For what it's worth, the human condition seems to be a consistent trend of overcoming how awful said condition could be at times.
Imagine that tomorrow we perfect mind-upload. Your entire brain, and with it your identity and memories get cloned into an AI. You get to meet the AI, it’s really you. But the physical you, the meat you, still exists. The AI is a clone. I presume there would be no need to kill yourself, but would you no really longer have fear of death in your physical body? I doubt it. The thing about us living forever is that even if it happens in your lifetime, it probably won’t be ‘you’ living forever.
False premise, this isn't perfect mind upload.
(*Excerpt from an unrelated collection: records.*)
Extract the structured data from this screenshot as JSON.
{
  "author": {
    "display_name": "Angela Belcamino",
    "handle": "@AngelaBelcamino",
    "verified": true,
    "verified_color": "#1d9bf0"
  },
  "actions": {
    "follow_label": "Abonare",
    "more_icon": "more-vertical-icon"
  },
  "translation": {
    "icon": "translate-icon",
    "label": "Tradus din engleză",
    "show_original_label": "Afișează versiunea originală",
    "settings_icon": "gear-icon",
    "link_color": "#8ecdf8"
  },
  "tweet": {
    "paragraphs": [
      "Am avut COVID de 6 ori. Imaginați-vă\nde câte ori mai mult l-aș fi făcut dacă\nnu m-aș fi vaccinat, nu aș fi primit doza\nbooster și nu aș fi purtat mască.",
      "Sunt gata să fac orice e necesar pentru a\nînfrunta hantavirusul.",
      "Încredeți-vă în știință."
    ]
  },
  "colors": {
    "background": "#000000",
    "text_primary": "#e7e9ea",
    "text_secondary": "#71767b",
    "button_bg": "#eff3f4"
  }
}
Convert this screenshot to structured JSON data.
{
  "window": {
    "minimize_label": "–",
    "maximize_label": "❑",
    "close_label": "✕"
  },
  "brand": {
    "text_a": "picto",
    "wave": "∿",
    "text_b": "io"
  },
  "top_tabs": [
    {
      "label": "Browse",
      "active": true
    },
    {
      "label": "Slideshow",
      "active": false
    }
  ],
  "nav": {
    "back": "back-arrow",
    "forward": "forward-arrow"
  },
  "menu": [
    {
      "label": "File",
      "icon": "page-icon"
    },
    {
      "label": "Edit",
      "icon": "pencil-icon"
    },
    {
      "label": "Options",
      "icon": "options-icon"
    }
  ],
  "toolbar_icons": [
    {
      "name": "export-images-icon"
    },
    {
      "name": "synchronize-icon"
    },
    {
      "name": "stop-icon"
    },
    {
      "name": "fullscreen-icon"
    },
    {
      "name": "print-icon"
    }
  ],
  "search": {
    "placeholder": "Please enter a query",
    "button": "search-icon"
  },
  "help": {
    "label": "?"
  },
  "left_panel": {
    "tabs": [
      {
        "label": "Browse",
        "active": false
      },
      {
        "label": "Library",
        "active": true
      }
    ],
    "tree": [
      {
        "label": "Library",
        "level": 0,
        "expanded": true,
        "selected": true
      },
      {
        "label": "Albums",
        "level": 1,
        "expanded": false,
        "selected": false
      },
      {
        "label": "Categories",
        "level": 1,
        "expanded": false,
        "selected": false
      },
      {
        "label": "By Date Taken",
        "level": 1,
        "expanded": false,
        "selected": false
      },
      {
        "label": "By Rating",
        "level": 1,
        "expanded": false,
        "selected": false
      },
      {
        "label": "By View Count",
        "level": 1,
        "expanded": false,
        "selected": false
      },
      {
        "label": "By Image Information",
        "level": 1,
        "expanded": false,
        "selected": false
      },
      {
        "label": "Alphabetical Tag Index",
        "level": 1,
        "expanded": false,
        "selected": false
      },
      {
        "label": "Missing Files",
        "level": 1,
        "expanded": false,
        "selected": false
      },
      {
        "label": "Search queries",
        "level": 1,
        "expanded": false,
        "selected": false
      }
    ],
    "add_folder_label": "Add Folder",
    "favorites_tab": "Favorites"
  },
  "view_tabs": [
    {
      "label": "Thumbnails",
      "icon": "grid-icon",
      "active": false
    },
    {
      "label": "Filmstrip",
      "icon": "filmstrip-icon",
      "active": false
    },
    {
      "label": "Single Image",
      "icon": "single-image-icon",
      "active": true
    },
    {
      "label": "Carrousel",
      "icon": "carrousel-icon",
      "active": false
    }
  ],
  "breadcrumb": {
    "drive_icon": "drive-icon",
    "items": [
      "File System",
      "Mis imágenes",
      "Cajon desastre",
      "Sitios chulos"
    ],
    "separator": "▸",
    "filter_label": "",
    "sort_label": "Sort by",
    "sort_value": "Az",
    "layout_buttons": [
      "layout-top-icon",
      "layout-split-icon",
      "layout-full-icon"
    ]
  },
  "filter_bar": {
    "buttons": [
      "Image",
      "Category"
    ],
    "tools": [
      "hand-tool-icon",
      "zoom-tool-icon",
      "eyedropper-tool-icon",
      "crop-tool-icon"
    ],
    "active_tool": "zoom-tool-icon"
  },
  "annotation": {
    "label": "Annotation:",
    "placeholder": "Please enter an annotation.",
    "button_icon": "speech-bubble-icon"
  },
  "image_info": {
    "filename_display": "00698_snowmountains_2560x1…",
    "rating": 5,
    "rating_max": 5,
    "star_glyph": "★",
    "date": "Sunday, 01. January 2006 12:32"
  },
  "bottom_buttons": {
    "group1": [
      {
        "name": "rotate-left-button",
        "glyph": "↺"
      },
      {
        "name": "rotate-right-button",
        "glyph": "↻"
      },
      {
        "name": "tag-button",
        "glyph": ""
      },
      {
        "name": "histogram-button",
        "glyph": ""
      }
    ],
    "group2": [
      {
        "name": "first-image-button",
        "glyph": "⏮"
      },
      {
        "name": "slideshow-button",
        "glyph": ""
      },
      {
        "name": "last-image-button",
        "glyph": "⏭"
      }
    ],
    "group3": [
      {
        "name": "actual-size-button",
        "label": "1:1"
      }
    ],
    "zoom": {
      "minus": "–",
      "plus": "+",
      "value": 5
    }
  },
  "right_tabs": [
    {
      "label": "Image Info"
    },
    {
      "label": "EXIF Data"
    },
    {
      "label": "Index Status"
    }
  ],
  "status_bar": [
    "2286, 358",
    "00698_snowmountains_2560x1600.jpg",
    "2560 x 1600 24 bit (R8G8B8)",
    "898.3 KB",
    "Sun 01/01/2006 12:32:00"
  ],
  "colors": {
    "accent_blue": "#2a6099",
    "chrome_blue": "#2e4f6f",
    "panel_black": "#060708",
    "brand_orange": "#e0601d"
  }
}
The state of the art in sci-fi, last time I checked, was that you stay conscious as they disconnect your brain cells one by one (or some small enough increment) and replace them with the artificial ones, slowly so that you can fill the gaps in your memories back in Ship of Theseus style and have no doubt you're staying yourself.
Imagine if it was perfect mind upload, and you find yourself back in your meat body after the mind upload is complete. You can kill yourself, but you have to do it yourself. Now answer the question.
You been playing soma recently?
SOMA is one of those Muggle Plots that immediately gets solved once you accept the pattern theory of identity.
Literally just put the original in dreamless sleep before making the copy (shouldn't be hard since the original is already an upload; just pause the hardware! ), make the copy, and then destroy the original without waking it up.
Before the process, there was one of you in the old body. After the process, there is one of you in the new substrate, which is what we wanted. No one had to experiencebeing left behind . No need for an existential crisis; it is now no different than the Star Trek transporter disassembling your atoms, beaming the information over, and re-assembling you out of new atoms at the target location.
EDIT: Original post defining the term.
I scrolled 1 screen down in your first link and the concept as proposed by EY already looks retarded. According to him, an unliving database entry is the same as a human (complete with deleting it being murder) because it's a "unique store of knowledge and experience".
This is exactly what the existential crisis is about. If Star Trek fans didn't mind it back in the day, I can only guess it was because they weren't very philosophical about the setting.